Lovers Of The Non-Permanent Things

Lovers Of The Non-Permanent Things

So it’s been a few years now and most middle-net worth folks are resting comfortably within the shelter of a federal estate and gift tax lifetime exemption of $5,430,000 per taxpayer. The exemption has exhibited a habit of increasing about a hundred grand each year – and when inflation really does rear its ugly head again, the robust increases it will generate in the exemption amount will allow most to go on accumulating transfer tax-free wealth until the cows come home.

Or so it would seem, but the responsible advisor will continually remind his or her clients that their sense of security requires a considerable measure of faith in elected officials who, in the past, have treated frequent and major tax laws change as part of their annual job description.

When discussion tends toward the “permanence” in the Internal Revenue Code brought about by the Tax Act of 2010, all it means it that there are no sunset provisions for any of the changes.  Nothing proscribes the government regarding its ever-present power to tinker, temper, terminate or trash all that came in the Act or before.  In fact, the wolves are always at the door.

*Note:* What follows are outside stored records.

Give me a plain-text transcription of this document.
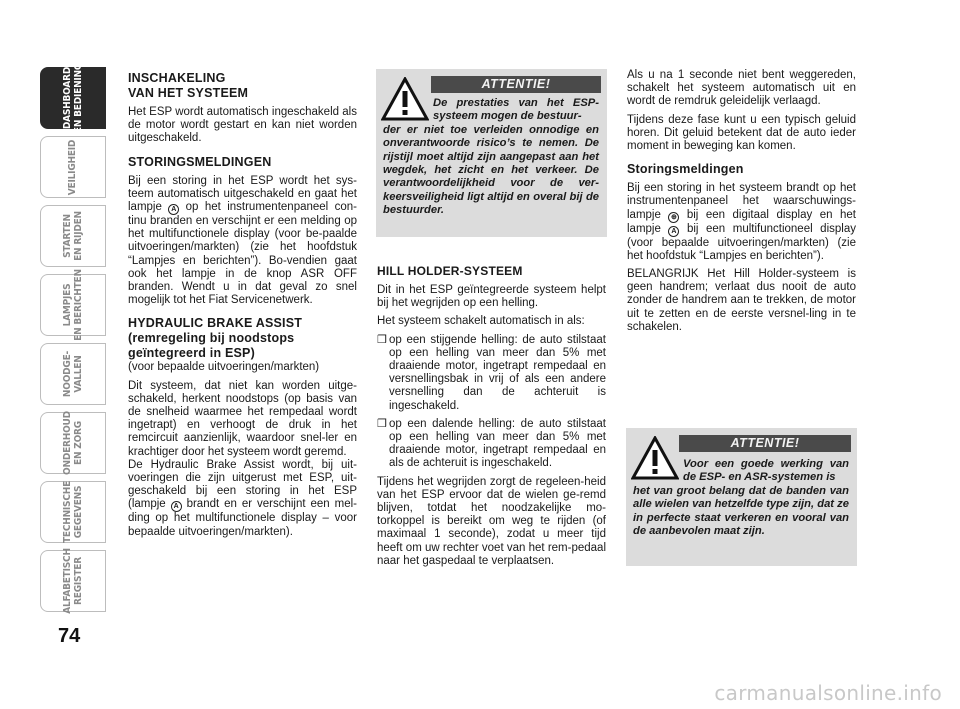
DASHBOARD
EN BEDIENING
VEILIGHEID
STARTEN
EN RIJDEN
LAMPJES
EN BERICHTEN
NOODGE-
VALLEN
ONDERHOUD
EN ZORG
TECHNISCHE
GEGEVENS
ALFABETISCH
REGISTER
74
INSCHAKELING
VAN HET SYSTEEM
Het ESP wordt automatisch ingeschakeld als de motor wordt gestart en kan niet worden uitgeschakeld.
STORINGSMELDINGEN
Bij een storing in het ESP wordt het sys-teem automatisch uitgeschakeld en gaat het lampje A op het instrumentenpaneel con-tinu branden en verschijnt er een melding op het multifunctionele display (voor be-paalde uitvoeringen/markten) (zie het hoofdstuk “Lampjes en berichten”). Bo-vendien gaat ook het lampje in de knop ASR OFF branden. Wendt u in dat geval zo snel mogelijk tot het Fiat Servicenetwerk.
HYDRAULIC BRAKE ASSIST
(remregeling bij noodstops
geïntegreerd in ESP)
(voor bepaalde uitvoeringen/markten)
Dit systeem, dat niet kan worden uitge-schakeld, herkent noodstops (op basis van de snelheid waarmee het rempedaal wordt ingetrapt) en verhoogt de druk in het remcircuit aanzienlijk, waardoor snel-ler en krachtiger door het systeem wordt geremd.
De Hydraulic Brake Assist wordt, bij uit-voeringen die zijn uitgerust met ESP, uit-geschakeld bij een storing in het ESP (lampje A brandt en er verschijnt een mel-ding op het multifunctionele display – voor bepaalde uitvoeringen/markten).
ATTENTIE!
De prestaties van het ESP-systeem mogen de bestuur-
der er niet toe verleiden onnodige en onverantwoorde risico’s te nemen. De rijstijl moet altijd zijn aangepast aan het wegdek, het zicht en het verkeer. De verantwoordelijkheid voor de ver-keersveiligheid ligt altijd en overal bij de bestuurder.
HILL HOLDER-SYSTEEM
Dit in het ESP geïntegreerde systeem helpt bij het wegrijden op een helling.
Het systeem schakelt automatisch in als:
❒ op een stijgende helling: de auto stilstaat op een helling van meer dan 5% met draaiende motor, ingetrapt rempedaal en versnellingsbak in vrij of als een andere versnelling dan de achteruit is ingeschakeld.
❒ op een dalende helling: de auto stilstaat op een helling van meer dan 5% met draaiende motor, ingetrapt rempedaal en als de achteruit is ingeschakeld.
Tijdens het wegrijden zorgt de regeleen-heid van het ESP ervoor dat de wielen ge-remd blijven, totdat het noodzakelijke mo-torkoppel is bereikt om weg te rijden (of maximaal 1 seconde), zodat u meer tijd heeft om uw rechter voet van het rem-pedaal naar het gaspedaal te verplaatsen.
Als u na 1 seconde niet bent weggereden, schakelt het systeem automatisch uit en wordt de remdruk geleidelijk verlaagd.
Tijdens deze fase kunt u een typisch geluid horen. Dit geluid betekent dat de auto ieder moment in beweging kan komen.
Storingsmeldingen
Bij een storing in het systeem brandt op het instrumentenpaneel het waarschuwings-lampje ⊕ bij een digitaal display en het lampje A bij een multifunctioneel display (voor bepaalde uitvoeringen/markten) (zie het hoofdstuk “Lampjes en berichten”).
BELANGRIJK Het Hill Holder-systeem is geen handrem; verlaat dus nooit de auto zonder de handrem aan te trekken, de motor uit te zetten en de eerste versnel-ling in te schakelen.
ATTENTIE!
Voor een goede werking van de ESP- en ASR-systemen is
het van groot belang dat de banden van alle wielen van hetzelfde type zijn, dat ze in perfecte staat verkeren en vooral van de aanbevolen maat zijn.
carmanualsonline.info
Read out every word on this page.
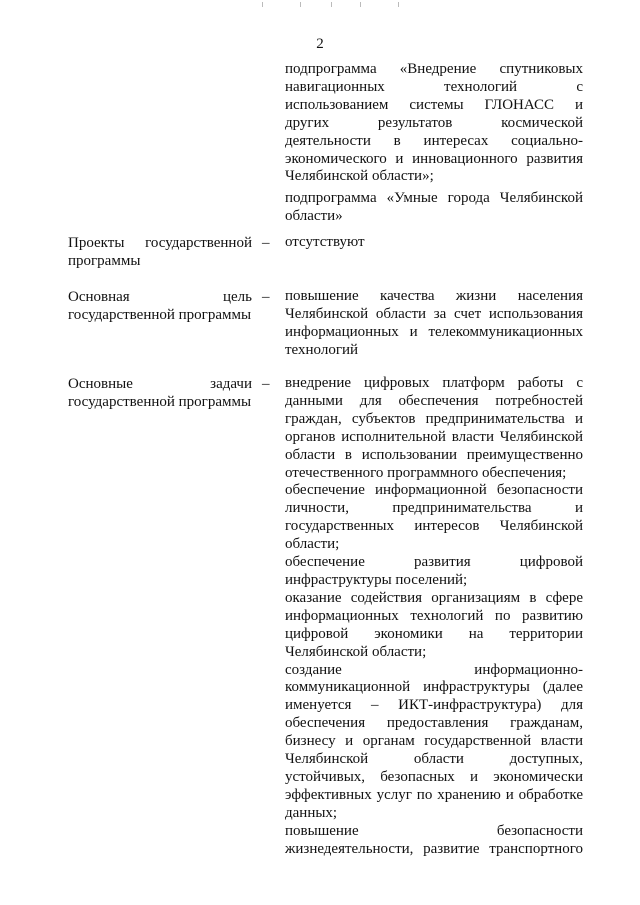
2
подпрограмма «Внедрение спутниковых
навигационных технологий с
использованием системы ГЛОНАСС и
других результатов космической
деятельности в интересах социально-
экономического и инновационного развития
Челябинской области»;
подпрограмма «Умные города Челябинской
области»
Проекты государственной
программы
– отсутствуют
Основная цель
государственной программы
– повышение качества жизни населения
Челябинской области за счет использования
информационных и телекоммуникационных
технологий
Основные задачи
государственной программы
– внедрение цифровых платформ работы с
данными для обеспечения потребностей
граждан, субъектов предпринимательства и
органов исполнительной власти Челябинской
области в использовании преимущественно
отечественного программного обеспечения;
обеспечение информационной безопасности
личности, предпринимательства и
государственных интересов Челябинской
области;
обеспечение развития цифровой
инфраструктуры поселений;
оказание содействия организациям в сфере
информационных технологий по развитию
цифровой экономики на территории
Челябинской области;
создание информационно-
коммуникационной инфраструктуры (далее
именуется – ИКТ-инфраструктура) для
обеспечения предоставления гражданам,
бизнесу и органам государственной власти
Челябинской области доступных,
устойчивых, безопасных и экономически
эффективных услуг по хранению и обработке
данных;
повышение безопасности
жизнедеятельности, развитие транспортного
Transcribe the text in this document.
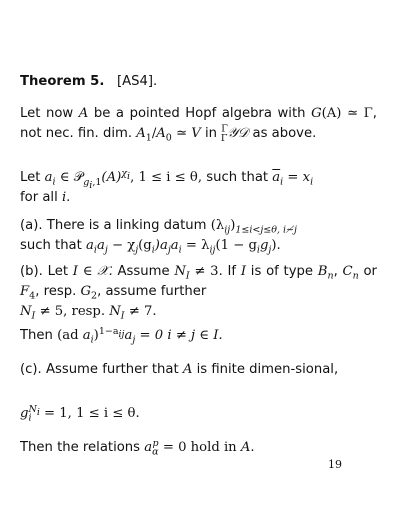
Theorem 5. [AS4].
Let now A be a pointed Hopf algebra with G(A) ≃ Γ, not nec. fin. dim. $A_1/A_0$ ≃ V in $^\Gamma_\Gamma$𝒴𝒟 as above.
Let $a_i$ ∈ $𝒫_{g_i,1}(A)^{\chi_i}$, 1 ≤ i ≤ θ, such that $\overline{a}_i = x_i$
for all i.
(a). There is a linking datum $(\lambda_{ij})_{1\le i<j\le\theta, i≁j}$
such that $a_ia_j - \chi_j(g_i)a_ja_i = \lambda_{ij}(1 - g_ig_j)$.
(b). Let I ∈ 𝒳. Assume $N_I \ne 3$. If I is of type $B_n$, $C_n$ or $F_4$, resp. $G_2$, assume further
$N_I \ne 5$, resp. $N_I \ne 7$.
Then (ad $a_i)^{1-a_{ij}}a_j = 0$ i ≠ j ∈ I.
(c). Assume further that A is finite dimen-sional,
$g_i^{N_i} = 1$, 1 ≤ i ≤ θ.
Then the relations $a_\alpha^p = 0$ hold in A.
19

Each year the President, through the Department of the Treasury, makes about 300 pages of proposals for the generation of additional revenue.  Known as the Green Book, this publication has for several editions made no bones about the administration’s distaste for the current state of affairs regarding federal transfer taxes.  Call the long wish list The Green Mile, which advocates a return to the 2009 parameters:  1) a top tax rate of 45% vs. 40%, 2) a total transfer tax exemption of $3,500,000 per taxpayer with no annual indexing for inflation, 3) a lifetime gift tax exemption of $1,000,000, i.e. only that much of the $3,500,000 could be used during life, and 4) a $50,000 limit on the number annual gift tax exclusions that could be used each calendar year (see, pp. 158 & 170).

And who knows that the Book may not be “Greener” in next year’s yard.  As the national debt approaches $20,000,000,000,000 an administration may see fit to lower the exemption further and raise the top bracket to the 1980 level of 80%, and a less permanent Congress may be inclined to agree.

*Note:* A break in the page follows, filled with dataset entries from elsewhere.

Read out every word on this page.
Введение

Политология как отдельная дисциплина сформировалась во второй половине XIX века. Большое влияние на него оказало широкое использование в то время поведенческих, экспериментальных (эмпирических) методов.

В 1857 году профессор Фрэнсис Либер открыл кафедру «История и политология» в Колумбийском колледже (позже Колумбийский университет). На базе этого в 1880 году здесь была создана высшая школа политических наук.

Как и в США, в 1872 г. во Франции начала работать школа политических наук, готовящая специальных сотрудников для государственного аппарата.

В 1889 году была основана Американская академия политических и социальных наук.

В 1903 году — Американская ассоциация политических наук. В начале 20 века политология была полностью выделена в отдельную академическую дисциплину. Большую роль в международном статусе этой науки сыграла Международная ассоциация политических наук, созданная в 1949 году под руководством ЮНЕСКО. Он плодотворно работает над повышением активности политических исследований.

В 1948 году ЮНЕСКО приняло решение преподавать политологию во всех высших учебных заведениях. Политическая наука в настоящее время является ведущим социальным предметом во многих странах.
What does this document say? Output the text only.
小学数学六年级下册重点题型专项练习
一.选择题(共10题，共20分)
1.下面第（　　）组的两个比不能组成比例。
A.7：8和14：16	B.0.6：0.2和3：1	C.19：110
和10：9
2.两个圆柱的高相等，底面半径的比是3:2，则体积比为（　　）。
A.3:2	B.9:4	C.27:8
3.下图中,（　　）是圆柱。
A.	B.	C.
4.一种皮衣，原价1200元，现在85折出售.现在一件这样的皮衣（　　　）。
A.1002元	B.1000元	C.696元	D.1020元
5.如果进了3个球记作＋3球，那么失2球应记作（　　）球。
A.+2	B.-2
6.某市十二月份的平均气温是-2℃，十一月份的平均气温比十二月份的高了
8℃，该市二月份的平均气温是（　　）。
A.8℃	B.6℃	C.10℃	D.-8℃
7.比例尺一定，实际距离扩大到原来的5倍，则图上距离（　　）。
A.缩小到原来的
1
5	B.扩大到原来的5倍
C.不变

Just a couple fly-over considerations that ought to be part of an advisor’s ongoing dialogue with clients in this unstable tax environment:

  1. If it is affordable, keep any insurance in force that may be currently unnecessary for estate tax purposes (and if the law doesn’t change remember that no heir has ever been heard mumbling at a memorial service, “Gee whiz!  Why did Mom have to leave us so much money?”) New coverage to replace a surrendered policy may not be available if the law does change.
  2. If it is affordable, consider buying anticipatory coverage while insurability is not an issue.  The difficulty here is financial justification.  At least one carrier allows justification assuming tax on the entire estate, sans lifetime exemption.
  3. Take advantage of the current ability to exercise the whole exemption amount during life, especially where control over the assets can be maintained, e.g. using family LLCs or spousal lifetime access trusts.

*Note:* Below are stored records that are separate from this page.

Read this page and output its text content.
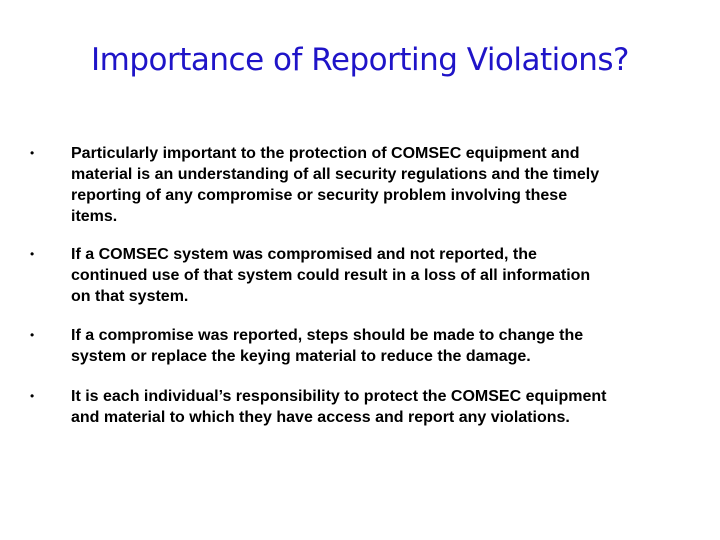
Importance of Reporting Violations?
• Particularly important to the protection of COMSEC equipment and
material is an understanding of all security regulations and the timely
reporting of any compromise or security problem involving these
items.
• If a COMSEC system was compromised and not reported, the
continued use of that system could result in a loss of all information
on that system.
• If a compromise was reported, steps should be made to change the
system or replace the keying material to reduce the damage.
• It is each individual’s responsibility to protect the COMSEC equipment
and material to which they have access and report any violations.
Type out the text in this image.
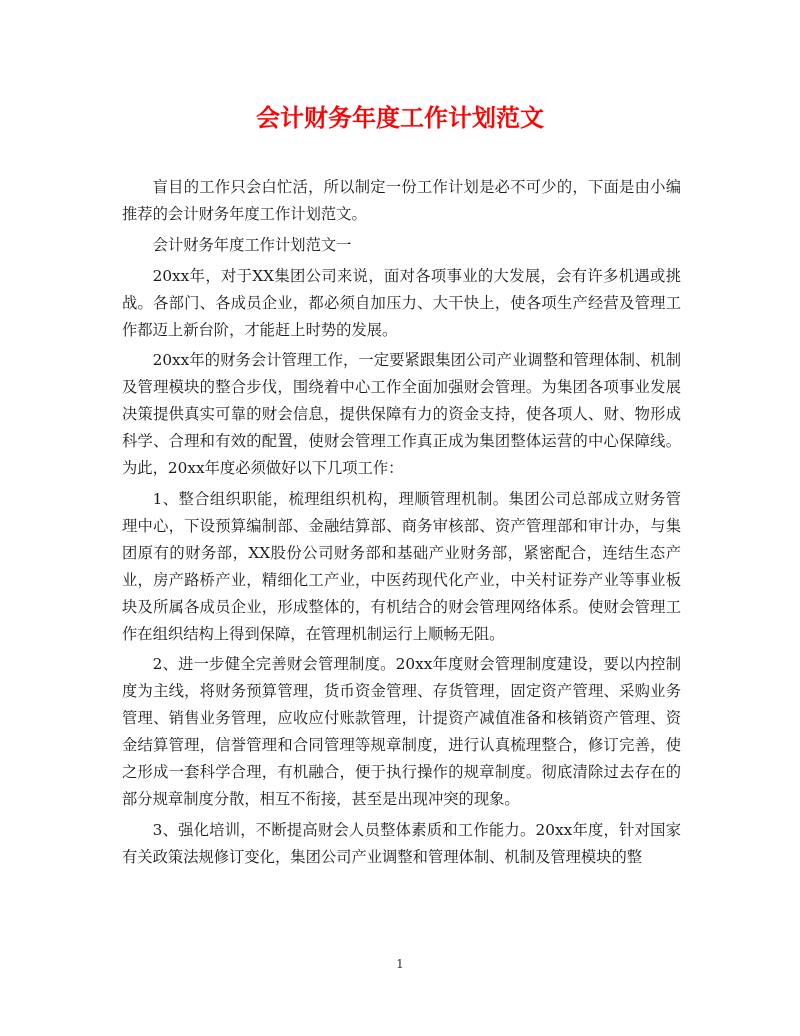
会计财务年度工作计划范文

盲目的工作只会白忙活，所以制定一份工作计划是必不可少的，下面是由小编推荐的会计财务年度工作计划范文。

会计财务年度工作计划范文一

20xx年，对于XX集团公司来说，面对各项事业的大发展，会有许多机遇或挑战。各部门、各成员企业，都必须自加压力、大干快上，使各项生产经营及管理工作都迈上新台阶，才能赶上时势的发展。

20xx年的财务会计管理工作，一定要紧跟集团公司产业调整和管理体制、机制及管理模块的整合步伐，围绕着中心工作全面加强财会管理。为集团各项事业发展决策提供真实可靠的财会信息，提供保障有力的资金支持，使各项人、财、物形成科学、合理和有效的配置，使财会管理工作真正成为集团整体运营的中心保障线。为此，20xx年度必须做好以下几项工作：

1、整合组织职能，梳理组织机构，理顺管理机制。集团公司总部成立财务管理中心，下设预算编制部、金融结算部、商务审核部、资产管理部和审计办，与集团原有的财务部，XX股份公司财务部和基础产业财务部，紧密配合，连结生态产业，房产路桥产业，精细化工产业，中医药现代化产业，中关村证券产业等事业板块及所属各成员企业，形成整体的，有机结合的财会管理网络体系。使财会管理工作在组织结构上得到保障，在管理机制运行上顺畅无阻。

2、进一步健全完善财会管理制度。20xx年度财会管理制度建设，要以内控制度为主线，将财务预算管理，货币资金管理、存货管理，固定资产管理、采购业务管理、销售业务管理，应收应付账款管理，计提资产减值准备和核销资产管理、资金结算管理，信誉管理和合同管理等规章制度，进行认真梳理整合，修订完善，使之形成一套科学合理，有机融合，便于执行操作的规章制度。彻底清除过去存在的部分规章制度分散，相互不衔接，甚至是出现冲突的现象。

3、强化培训，不断提高财会人员整体素质和工作能力。20xx年度，针对国家有关政策法规修订变化，集团公司产业调整和管理体制、机制及管理模块的整

1
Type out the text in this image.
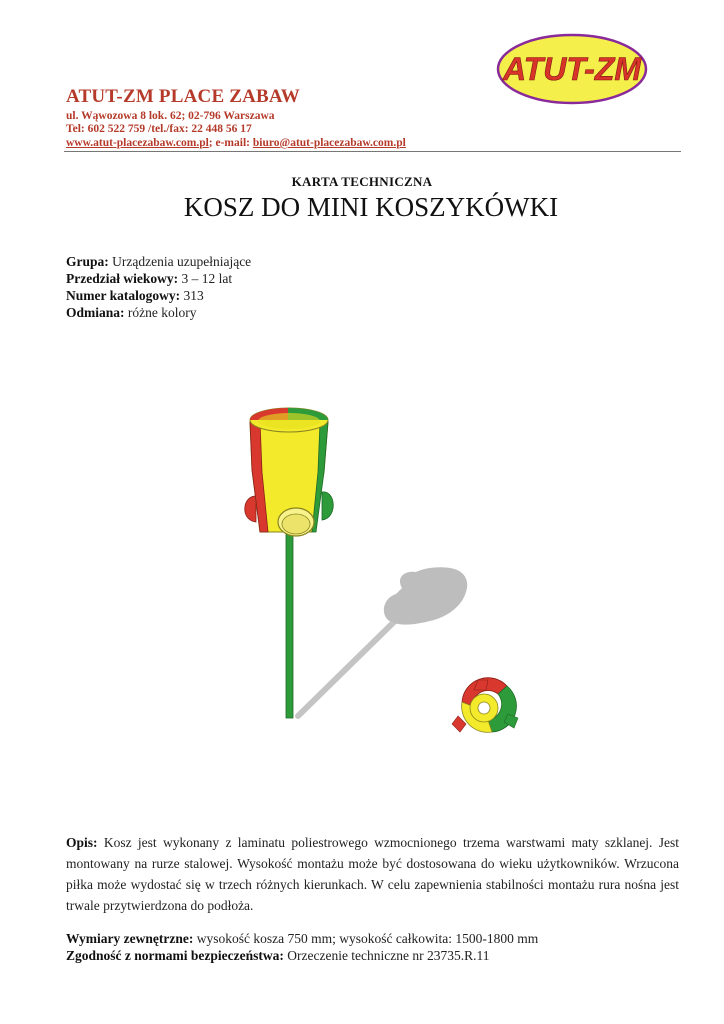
ATUT-ZM PLACE ZABAW
ul. Wąwozowa 8 lok. 62; 02-796 Warszawa
Tel: 602 522 759 /tel./fax: 22 448 56 17
www.atut-placezabaw.com.pl; e-mail: biuro@atut-placezabaw.com.pl
ATUT-ZM
KARTA TECHNICZNA
KOSZ DO MINI KOSZYKÓWKI
Grupa: Urządzenia uzupełniające
Przedział wiekowy: 3 – 12 lat
Numer katalogowy: 313
Odmiana: różne kolory
Opis: Kosz jest wykonany z laminatu poliestrowego wzmocnionego trzema warstwami maty szklanej. Jest montowany na rurze stalowej. Wysokość montażu może być dostosowana do wieku użytkowników. Wrzucona piłka może wydostać się w trzech różnych kierunkach. W celu zapewnienia stabilności montażu rura nośna jest trwale przytwierdzona do podłoża.
Wymiary zewnętrzne: wysokość kosza 750 mm; wysokość całkowita: 1500-1800 mm
Zgodność z normami bezpieczeństwa: Orzeczenie techniczne nr 23735.R.11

And lest you agonize morally over all this in the face of pronouncements by the likes of Warren Buffett and George Soros that it is the civic duty of others to pay even higher estate taxes, consider:  1) you are protecting property that has already been taxed at several governmental levels during life, 2) levy of the tax is a direct hit against invested capital currently creating jobs and revenue in the private sector, and 3) the tax is largely revenue neutral, created primarily to accomplish governmental redistribution of wealth.